A couple weeks ago I was able to attend a two-day event filled with motivational speakers. It was not meant to have anything to do with special-needs kids. However, one of the first speakers was telling her life story and sort of just “threw out” the fact that her son was blind. It really caught my attention because that is exactly how I refer to Eddie. It isn’t something that sits at the front of my mind, and it isn’t something that I feel I’ve “overcome”, it is just a simple fact about my son.
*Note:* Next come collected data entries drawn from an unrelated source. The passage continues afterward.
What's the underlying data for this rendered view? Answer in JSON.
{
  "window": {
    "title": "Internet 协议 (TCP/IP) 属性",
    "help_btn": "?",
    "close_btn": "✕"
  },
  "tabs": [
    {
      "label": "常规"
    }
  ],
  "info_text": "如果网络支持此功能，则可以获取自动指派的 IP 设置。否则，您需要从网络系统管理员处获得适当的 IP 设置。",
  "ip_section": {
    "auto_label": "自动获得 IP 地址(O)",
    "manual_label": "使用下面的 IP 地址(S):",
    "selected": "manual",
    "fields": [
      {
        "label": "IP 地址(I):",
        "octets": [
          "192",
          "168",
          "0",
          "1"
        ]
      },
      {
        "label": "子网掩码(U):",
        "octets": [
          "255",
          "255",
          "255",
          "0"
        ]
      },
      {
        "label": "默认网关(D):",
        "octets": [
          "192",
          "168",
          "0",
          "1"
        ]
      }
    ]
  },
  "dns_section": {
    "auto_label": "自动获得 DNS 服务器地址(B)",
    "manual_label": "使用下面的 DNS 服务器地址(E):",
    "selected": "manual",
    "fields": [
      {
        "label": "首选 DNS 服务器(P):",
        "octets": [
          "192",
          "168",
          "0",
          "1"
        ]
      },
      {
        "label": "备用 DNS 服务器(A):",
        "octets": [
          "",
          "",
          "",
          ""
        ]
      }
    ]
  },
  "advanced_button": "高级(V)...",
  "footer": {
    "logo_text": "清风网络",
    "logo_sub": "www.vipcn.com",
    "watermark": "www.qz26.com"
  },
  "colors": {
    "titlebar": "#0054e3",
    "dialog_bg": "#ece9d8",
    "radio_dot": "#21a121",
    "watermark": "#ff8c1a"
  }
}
The speaker told of great tragedies she had been through and dealt with. She spoke of the trauma that took her son’s sight, but didn’t even mention it left him blind until she was telling another anecdote about him. She went on to explain that she went back to school because that is what she needed to do for her son. She didn’t expect praise for this; it seemed to her a simple fact of what a mother would do for her child.

I listened to her story and thought about how similar our feelings were in regards to our children and their blindness. I thought about how many times we were given another diagnosis or prognosis and we simply said, “What do we do next?” We moved forward parenting Eddie because we had no other choice but to just do it.

After her presentation, I had a chance to speak with her very briefly. I told her that her story connected with me because I had the same attitude about raising a child who is blind. I said, and she said almost in unison, “you just do it.” There is no complaining, there is no second guessing, and there can be no wishing for something else. These kids are unique and wonderful and we learn how to teach them, encourage them, and take care of them because we are their mothers. Simply put, we just do it.